Poster B42, Friday, October 21, 11:30 am - 1:00 pm, Le Baron

Maude Schneider1,2, Marco Armando1,3, Maria Pontillo3, Stefano Vicari3, Martin Debbane1,4,5, Frauke Schultze-Lutter6, Stephan Eliez1,7; 1Office Medico-Pedagogique research unit, Faculty of Medicine, University of Geneva, Switzerland, 2Center for Contextual Psychiatry, Department of Neurosciences, KU Leuven, Belgium, 3Child and Adolescence Neuropsychiatry Unit, Department of Neuroscience, Children Hospital Bambino Gesù, Italy, 4Developmental Clinical Psychology Unit, Faculty of Psychology, University of Geneva, Switzerland, 5Research Department of Clinical, Educational and Health Psychology, University College London, UK, 6University Hospital of Child and Adolescent Psychiatry and Psychotherapy, University of Bern, Switzerland, 7Department of Genetic Medicine and Development, School of Medicine, University of Geneva, Switzerland

Objective: The 22q11.2 deletion syndrome (22q11DS) is characterized by high rates of psychotic symptoms and schizophrenia, making this condition a promising human model for studying risk factors for psychosis. Therefore, we explored ultra-high risk (UHR) criteria and their predictive value in 22q11DS. We also examined the additional contribution of socio-demographic, clinical and cognitive variables to predict transition to psychosis within an interval of 32.5 months (SD = 17.6) after initial assessment. Method: 89 participants with 22q11DS (age: 8-30 years; M = 16.08; SD = 4.72) were assessed using the Structured Interview for Psychosis-Risk Syndromes (SIPS). Information on axis-I diagnoses, internalizing and externalizing symptoms, level of functioning, and IQ were also collected at baseline and follow-up. Results: At baseline, 22 (24.7%) patients met UHR criteria. Compared to those without a UHR condition, UHR participants had a significantly lower functioning, more frequent anxiety disorders, and more severe internalizing and externalizing symptoms. Transition rate to psychosis was 27.3% in UHR and, 4.5% in non-UHR patients.
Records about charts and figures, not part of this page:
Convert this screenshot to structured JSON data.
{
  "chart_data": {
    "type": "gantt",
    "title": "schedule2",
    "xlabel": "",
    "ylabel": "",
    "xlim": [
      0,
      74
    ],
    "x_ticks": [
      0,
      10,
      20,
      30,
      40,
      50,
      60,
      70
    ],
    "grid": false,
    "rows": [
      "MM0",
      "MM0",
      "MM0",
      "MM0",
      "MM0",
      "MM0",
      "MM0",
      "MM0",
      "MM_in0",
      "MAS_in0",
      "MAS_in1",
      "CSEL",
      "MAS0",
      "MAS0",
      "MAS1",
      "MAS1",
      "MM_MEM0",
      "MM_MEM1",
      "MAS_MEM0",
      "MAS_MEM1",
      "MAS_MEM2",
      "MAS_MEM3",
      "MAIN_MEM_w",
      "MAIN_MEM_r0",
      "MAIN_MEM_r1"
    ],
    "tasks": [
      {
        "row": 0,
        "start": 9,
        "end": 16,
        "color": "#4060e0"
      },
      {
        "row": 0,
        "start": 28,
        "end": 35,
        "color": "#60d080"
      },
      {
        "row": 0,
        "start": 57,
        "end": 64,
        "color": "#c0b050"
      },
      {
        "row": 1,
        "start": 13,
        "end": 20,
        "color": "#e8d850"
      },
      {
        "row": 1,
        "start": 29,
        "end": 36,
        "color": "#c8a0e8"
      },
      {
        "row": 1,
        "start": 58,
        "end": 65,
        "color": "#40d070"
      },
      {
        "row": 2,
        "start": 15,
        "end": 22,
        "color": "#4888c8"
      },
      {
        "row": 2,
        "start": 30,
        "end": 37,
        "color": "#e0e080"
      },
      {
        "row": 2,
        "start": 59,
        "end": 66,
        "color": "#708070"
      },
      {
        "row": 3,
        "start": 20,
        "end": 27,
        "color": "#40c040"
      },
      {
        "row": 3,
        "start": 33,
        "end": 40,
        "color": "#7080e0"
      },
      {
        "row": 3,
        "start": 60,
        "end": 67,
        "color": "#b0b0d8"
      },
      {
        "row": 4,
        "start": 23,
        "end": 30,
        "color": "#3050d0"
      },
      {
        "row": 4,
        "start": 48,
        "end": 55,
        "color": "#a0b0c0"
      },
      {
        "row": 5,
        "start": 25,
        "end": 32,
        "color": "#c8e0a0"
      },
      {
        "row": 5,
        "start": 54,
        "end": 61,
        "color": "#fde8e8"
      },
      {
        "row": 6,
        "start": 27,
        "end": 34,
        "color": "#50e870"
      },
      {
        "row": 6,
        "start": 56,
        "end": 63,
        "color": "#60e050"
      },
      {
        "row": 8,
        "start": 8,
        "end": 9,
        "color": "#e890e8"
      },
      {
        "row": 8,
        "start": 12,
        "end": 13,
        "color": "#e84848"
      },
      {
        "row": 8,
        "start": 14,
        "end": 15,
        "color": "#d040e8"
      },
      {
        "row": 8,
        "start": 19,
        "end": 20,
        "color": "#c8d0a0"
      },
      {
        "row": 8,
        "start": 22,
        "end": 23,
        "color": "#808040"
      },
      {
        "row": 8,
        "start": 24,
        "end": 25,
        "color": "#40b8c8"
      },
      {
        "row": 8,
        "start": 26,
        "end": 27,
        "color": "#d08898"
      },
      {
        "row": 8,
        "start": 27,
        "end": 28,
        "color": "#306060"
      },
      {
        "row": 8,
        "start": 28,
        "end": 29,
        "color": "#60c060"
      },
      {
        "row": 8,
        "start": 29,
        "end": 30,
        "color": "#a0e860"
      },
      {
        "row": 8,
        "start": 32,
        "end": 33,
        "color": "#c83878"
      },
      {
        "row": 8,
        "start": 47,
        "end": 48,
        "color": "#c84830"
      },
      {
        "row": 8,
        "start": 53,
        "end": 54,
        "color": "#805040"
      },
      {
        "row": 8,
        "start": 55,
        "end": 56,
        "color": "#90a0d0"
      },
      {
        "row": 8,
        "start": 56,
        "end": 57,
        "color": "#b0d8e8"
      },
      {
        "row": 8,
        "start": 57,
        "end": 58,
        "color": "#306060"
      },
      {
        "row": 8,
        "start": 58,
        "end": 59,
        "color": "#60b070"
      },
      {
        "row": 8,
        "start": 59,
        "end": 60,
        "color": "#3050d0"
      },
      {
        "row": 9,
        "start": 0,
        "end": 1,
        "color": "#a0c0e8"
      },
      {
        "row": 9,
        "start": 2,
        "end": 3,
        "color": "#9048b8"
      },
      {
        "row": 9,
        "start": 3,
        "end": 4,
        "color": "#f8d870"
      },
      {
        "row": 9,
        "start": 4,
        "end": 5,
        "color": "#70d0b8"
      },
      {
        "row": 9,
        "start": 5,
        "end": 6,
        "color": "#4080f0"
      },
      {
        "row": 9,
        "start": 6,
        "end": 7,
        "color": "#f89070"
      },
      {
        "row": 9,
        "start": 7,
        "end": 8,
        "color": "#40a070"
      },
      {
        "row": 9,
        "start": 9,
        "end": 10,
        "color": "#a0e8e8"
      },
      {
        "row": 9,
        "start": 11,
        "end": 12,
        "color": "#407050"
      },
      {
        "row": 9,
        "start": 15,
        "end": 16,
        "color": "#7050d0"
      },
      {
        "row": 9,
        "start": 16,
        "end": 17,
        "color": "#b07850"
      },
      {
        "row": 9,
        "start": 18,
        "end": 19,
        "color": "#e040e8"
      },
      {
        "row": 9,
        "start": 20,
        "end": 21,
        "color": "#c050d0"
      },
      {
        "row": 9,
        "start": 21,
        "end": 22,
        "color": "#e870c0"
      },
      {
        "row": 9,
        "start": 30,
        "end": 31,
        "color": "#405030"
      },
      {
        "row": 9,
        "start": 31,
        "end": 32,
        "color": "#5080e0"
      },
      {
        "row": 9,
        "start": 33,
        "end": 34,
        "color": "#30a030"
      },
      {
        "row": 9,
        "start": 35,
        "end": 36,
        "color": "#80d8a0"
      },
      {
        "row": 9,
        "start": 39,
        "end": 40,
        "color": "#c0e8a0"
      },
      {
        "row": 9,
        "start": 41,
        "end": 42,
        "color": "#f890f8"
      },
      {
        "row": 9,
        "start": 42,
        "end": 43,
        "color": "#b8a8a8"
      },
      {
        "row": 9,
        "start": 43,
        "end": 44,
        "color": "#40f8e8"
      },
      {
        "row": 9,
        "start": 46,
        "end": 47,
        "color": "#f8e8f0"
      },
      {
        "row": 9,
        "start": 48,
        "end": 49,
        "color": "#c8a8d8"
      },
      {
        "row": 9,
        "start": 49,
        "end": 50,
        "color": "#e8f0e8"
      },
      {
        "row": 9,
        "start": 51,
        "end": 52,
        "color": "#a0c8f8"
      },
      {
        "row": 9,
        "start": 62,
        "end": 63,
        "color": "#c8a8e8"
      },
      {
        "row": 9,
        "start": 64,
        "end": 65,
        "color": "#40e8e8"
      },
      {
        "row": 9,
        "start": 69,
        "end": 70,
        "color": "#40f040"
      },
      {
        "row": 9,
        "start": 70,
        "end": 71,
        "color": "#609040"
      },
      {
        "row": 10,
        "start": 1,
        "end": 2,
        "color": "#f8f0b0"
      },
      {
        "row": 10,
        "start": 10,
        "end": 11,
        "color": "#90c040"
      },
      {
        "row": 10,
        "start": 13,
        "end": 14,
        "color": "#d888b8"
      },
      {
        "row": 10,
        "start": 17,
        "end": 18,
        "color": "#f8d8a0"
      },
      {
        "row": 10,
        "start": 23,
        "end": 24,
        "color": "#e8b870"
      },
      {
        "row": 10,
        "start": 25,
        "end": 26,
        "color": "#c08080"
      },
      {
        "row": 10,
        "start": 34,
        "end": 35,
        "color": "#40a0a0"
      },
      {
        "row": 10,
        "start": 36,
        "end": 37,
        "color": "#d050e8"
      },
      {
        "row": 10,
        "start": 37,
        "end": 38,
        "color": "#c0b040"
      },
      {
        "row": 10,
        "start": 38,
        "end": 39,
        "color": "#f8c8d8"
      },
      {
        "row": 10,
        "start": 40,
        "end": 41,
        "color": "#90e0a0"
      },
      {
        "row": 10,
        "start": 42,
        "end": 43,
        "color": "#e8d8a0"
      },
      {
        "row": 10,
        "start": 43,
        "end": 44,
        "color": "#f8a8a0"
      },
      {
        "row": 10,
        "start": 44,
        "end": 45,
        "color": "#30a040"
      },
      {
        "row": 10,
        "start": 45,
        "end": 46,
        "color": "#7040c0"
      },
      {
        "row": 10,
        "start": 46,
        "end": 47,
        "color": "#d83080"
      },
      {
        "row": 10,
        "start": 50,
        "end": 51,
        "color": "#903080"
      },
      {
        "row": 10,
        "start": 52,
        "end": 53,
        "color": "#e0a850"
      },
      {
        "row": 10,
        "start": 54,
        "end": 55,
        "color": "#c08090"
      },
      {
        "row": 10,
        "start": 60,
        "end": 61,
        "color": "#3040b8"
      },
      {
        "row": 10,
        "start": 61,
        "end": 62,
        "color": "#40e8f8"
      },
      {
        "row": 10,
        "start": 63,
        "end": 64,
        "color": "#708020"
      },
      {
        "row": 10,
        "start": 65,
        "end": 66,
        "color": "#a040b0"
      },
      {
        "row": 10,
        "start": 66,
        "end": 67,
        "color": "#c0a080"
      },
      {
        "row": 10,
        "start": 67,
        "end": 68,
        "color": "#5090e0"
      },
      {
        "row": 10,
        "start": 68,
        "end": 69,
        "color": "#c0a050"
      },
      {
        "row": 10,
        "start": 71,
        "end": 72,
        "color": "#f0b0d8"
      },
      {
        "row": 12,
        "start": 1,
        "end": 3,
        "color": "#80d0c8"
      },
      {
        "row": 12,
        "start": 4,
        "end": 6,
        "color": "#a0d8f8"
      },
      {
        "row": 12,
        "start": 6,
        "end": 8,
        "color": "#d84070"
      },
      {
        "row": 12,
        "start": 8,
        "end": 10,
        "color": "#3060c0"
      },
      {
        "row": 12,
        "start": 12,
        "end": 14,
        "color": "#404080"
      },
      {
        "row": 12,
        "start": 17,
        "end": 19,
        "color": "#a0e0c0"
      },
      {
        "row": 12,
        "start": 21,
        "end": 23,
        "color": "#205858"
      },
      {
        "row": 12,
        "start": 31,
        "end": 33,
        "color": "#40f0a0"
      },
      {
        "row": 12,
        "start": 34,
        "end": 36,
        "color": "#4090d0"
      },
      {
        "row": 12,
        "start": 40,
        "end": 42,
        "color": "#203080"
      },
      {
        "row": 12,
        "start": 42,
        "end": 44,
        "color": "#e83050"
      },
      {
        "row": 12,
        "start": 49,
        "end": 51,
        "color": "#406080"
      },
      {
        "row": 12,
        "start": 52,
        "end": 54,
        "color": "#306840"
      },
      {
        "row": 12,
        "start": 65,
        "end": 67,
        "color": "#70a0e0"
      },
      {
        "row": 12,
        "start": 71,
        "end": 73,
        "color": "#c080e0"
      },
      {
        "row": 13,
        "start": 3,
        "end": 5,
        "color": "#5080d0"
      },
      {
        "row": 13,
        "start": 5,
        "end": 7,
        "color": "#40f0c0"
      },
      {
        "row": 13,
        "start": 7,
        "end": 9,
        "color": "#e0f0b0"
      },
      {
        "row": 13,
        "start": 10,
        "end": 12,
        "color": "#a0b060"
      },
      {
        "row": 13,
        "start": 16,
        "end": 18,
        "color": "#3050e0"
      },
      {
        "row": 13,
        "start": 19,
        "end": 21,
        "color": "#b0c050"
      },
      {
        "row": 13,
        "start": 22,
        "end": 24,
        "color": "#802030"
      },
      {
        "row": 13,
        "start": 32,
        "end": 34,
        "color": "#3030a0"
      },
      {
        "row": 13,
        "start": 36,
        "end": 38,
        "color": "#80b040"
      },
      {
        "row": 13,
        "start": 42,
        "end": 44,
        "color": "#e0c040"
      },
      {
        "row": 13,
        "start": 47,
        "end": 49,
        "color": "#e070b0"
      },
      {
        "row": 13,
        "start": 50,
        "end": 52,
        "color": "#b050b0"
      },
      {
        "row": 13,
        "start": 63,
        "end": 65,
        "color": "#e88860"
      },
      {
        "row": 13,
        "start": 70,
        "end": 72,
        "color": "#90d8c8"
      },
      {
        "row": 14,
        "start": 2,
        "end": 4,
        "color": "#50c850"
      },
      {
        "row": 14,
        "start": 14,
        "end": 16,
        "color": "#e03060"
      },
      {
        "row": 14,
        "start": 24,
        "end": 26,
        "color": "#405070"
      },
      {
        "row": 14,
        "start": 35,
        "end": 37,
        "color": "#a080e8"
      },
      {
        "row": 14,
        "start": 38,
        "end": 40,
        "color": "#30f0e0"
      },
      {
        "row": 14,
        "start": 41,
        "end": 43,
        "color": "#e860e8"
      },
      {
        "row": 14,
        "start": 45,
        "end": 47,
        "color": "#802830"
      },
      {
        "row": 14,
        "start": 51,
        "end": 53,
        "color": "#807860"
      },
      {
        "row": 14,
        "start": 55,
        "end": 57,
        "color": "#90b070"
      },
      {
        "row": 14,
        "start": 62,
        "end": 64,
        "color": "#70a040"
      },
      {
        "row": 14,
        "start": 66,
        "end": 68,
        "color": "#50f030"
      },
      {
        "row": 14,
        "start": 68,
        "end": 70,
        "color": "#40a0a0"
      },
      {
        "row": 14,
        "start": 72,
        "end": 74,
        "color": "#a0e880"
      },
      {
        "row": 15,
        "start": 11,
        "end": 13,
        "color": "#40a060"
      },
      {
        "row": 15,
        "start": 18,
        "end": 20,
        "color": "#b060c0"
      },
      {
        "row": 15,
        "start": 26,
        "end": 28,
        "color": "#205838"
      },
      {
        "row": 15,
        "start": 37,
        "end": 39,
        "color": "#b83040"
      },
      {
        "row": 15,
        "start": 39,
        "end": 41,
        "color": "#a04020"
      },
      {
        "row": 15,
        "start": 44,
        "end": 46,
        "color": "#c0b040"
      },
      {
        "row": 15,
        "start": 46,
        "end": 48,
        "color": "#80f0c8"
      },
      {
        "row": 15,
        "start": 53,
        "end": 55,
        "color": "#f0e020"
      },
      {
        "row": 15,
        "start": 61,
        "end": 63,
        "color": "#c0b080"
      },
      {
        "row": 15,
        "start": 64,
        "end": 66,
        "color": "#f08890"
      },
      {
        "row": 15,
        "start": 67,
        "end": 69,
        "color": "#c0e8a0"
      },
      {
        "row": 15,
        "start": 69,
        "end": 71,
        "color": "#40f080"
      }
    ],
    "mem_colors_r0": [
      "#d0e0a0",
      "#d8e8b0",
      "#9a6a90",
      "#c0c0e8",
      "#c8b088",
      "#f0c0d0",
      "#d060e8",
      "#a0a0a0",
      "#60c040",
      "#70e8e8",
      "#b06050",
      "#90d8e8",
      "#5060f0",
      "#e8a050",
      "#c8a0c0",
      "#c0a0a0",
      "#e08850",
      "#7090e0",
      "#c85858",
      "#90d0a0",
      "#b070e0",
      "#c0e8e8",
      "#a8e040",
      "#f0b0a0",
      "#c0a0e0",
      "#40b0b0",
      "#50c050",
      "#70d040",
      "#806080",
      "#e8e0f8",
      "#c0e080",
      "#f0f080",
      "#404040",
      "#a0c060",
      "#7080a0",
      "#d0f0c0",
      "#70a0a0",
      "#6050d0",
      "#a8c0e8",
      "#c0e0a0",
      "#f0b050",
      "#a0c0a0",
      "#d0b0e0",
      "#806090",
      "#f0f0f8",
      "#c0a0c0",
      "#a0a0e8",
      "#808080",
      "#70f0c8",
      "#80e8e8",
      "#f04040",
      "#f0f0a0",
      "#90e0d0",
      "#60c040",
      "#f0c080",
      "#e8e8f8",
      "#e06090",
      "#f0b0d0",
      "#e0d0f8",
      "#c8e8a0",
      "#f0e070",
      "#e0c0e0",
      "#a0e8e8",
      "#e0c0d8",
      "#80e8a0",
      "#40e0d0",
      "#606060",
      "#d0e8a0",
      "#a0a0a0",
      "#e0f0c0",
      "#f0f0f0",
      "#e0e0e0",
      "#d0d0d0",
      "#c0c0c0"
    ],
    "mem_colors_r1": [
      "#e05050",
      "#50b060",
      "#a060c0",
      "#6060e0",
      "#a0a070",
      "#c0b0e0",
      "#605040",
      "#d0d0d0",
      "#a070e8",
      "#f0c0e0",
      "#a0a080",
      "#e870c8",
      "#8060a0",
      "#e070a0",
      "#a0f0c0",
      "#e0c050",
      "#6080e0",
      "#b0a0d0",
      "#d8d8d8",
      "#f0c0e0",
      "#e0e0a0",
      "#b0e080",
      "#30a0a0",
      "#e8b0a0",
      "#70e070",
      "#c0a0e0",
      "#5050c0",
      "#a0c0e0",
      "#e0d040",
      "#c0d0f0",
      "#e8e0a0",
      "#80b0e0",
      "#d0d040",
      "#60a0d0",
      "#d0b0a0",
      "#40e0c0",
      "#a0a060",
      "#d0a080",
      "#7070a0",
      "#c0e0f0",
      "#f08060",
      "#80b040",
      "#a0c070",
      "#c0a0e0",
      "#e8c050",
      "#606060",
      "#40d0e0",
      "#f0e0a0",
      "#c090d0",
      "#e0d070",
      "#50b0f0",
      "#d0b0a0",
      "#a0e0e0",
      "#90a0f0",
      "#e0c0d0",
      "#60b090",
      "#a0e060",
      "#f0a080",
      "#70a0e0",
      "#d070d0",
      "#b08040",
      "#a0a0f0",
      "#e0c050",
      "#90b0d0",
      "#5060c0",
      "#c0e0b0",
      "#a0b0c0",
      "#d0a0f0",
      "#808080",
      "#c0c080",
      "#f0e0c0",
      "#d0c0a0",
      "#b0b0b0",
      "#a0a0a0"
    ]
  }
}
Cox regression analyses revealed that UHR status significantly predicted conversion to psychosis. Baseline level of functioning was the only other additional predictor. Conclusions: This is the first study investigating the predictive value of UHR criteria in 22q11DS. It indicates that the clinical path leading to psychosis is comparable to that observed in other clinical high-risk samples. Nevertheless, the relatively high transition rate in non-UHR patients suggests an impact of other risk factors in the pathogenesis of psychosis in patients with 22q11DS.